Alessandro di Battista – 29/03/2025
https://alessandrodibattista.substack.com/p/21-anni-fa-la-nato-iniziava-laccerchiamento
29 marzo 2004. La NATO accoglie sette nuovi membri: Romania, Bulgaria, Slovacchia, Slovenia, Estonia, Lettonia e Lituania.
Sette Paesi in un colpo solo. E, guarda caso, tutti Paesi vicini ai confini della Russia. Era l’epoca in cui l’impero a stelle e strisce, immischiato nella vergognosa guerra in Iraq — quella scatenata con la frottola delle armi di distruzione di massa — faceva il bello e il cattivo tempo.
George W. Bush, quel giorno, disse: “L’alleanza NATO ora espone le bandiere di 26 nazioni… e noi le accogliamo come partner a pieno titolo e alla pari in questa grande alleanza di libertà”.
Libertà. La parola magica. La parola che gli americani usano per venderti qualunque cosa: colpi di Stato, bombardamenti “umanitari”, invasioni, sanzioni, blocchi economici, e l’inarrestabile espansione della NATO.
Ma bastava rileggere gli accordi del 1990 per capire che si stava giocando con il fuoco. James Baker, segretario di Stato americano, aveva promesso a Mosca che la NATO non si sarebbe espansa “di un pollice verso Est”. Lo confermò Gorbaciov.
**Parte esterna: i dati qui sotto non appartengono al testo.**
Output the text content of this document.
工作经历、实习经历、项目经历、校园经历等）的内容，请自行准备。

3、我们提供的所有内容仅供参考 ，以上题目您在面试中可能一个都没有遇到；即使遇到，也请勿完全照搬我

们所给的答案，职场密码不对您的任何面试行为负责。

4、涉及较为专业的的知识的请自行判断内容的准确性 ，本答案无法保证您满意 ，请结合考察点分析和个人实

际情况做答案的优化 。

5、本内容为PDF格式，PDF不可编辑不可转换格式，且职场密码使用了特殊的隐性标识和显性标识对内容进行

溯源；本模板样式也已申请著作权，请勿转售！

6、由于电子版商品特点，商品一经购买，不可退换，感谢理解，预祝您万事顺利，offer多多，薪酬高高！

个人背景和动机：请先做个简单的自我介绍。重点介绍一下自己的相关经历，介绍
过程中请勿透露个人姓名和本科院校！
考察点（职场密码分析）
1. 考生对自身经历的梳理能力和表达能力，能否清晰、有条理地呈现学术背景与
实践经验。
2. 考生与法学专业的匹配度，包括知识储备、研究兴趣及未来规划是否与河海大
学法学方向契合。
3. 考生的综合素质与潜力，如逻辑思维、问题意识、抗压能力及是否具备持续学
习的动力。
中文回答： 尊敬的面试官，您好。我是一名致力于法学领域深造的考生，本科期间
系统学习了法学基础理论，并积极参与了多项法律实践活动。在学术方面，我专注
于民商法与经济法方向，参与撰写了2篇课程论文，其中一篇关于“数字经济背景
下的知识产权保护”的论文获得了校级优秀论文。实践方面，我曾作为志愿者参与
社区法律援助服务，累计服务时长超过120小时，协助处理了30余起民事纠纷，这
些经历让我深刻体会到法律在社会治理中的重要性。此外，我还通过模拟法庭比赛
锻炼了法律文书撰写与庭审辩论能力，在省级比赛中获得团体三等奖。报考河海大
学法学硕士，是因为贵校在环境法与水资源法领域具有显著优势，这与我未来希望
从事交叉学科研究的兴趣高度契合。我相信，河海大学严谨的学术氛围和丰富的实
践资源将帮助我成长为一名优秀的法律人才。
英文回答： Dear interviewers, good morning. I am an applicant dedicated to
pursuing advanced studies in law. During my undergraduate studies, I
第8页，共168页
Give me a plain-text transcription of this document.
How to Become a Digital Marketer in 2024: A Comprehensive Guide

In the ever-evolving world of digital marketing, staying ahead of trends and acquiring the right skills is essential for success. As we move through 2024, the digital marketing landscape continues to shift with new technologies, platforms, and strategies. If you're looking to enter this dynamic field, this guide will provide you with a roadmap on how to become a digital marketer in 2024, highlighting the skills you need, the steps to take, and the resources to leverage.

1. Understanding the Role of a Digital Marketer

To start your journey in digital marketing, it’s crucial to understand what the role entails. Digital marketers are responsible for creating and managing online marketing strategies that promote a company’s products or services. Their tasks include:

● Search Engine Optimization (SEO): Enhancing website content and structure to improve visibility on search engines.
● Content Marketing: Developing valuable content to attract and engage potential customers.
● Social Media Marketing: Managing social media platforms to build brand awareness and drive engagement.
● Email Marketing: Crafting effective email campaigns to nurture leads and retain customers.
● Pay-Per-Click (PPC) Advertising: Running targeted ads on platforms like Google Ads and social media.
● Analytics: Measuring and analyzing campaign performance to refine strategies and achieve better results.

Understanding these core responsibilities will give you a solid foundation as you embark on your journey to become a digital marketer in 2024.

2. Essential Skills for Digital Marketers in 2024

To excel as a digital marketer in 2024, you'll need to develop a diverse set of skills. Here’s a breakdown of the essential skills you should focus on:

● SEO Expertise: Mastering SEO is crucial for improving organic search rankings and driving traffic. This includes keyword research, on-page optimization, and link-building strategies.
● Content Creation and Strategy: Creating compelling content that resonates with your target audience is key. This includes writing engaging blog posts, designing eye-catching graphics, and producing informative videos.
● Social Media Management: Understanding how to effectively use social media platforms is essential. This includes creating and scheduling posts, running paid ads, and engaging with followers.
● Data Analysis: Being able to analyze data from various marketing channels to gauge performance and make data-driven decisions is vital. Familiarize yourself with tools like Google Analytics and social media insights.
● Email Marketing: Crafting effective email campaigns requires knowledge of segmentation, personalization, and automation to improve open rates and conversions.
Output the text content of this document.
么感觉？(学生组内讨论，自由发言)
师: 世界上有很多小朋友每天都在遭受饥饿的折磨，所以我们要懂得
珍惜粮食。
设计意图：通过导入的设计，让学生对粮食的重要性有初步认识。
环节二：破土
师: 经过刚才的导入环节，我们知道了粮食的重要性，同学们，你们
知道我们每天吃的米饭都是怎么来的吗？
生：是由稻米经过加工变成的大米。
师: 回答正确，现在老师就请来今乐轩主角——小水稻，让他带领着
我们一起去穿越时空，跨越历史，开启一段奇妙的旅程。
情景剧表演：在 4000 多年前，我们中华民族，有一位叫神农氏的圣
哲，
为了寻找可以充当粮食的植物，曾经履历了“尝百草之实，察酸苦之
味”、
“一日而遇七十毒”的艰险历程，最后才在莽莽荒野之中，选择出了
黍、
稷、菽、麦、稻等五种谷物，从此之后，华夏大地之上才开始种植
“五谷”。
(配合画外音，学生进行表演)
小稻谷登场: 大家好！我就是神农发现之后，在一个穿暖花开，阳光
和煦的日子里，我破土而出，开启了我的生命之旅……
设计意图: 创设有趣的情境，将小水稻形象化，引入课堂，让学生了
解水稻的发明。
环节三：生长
Ma quelle promesse sono state stracciate.
La verità è che la NATO ha sempre avuto un solo obiettivo: accerchiare la Russia. È stato teorizzato, studiato, pianificato: più ti avvicini, più la provochi. E così è stato. Ci hanno messo trent’anni, ma ci sono riusciti.
Nel 2008 al vertice NATO di Bucarest si cominciò a parlare dell’ingresso dell’Ucraina e della Georgia. Bush non ci andò. Mandò un suo rappresentante, con la speranza che si potesse annunciare ufficialmente l’allargamento. Non accadde. Merkel e Sarkozy (allora presidente francese) si opposero. E Putin li ringraziò pubblicamente.
Nel 2004, gli ucraini votarono per Janukovic, un candidato neutralista. Dalle nostre parti lo definiscono filo-russo. Bocciarono Jushenko, l’uomo dell’Occidente. Gli ucraini non volevano entrare nella NATO. Nel 2010, dopo gli anni della “rivoluzione arancione” — in parte spontanea e in parte foraggiata, va detto, dall’Occidente — Janukovic tornò al potere. Due volte gli ucraini votarono per un presidente che voleva restare neutrale. Due volte il popolo si espresse in quella direzione.
Poi cominciò il corteggiamento dell’Unione Europea. Janukovic iniziò a trattare, ma capì che le condizioni erano sfavorevoli. Tentò allora una terza via: restare fuori da blocchi contrapposti. Risultato? Venne cacciato un’altra volta.
E si aprì la stagione della guerra civile.
Nel Donbass cominciarono a chiedere autonomia. Nacquero i battaglioni neonazisti ucraini che volevano reprimere il dissenso con la violenza. Nel frattempo, i russi — accusati di essere “invasori” — difendevano le repubbliche indipendentiste di Donetsk e Lugansk.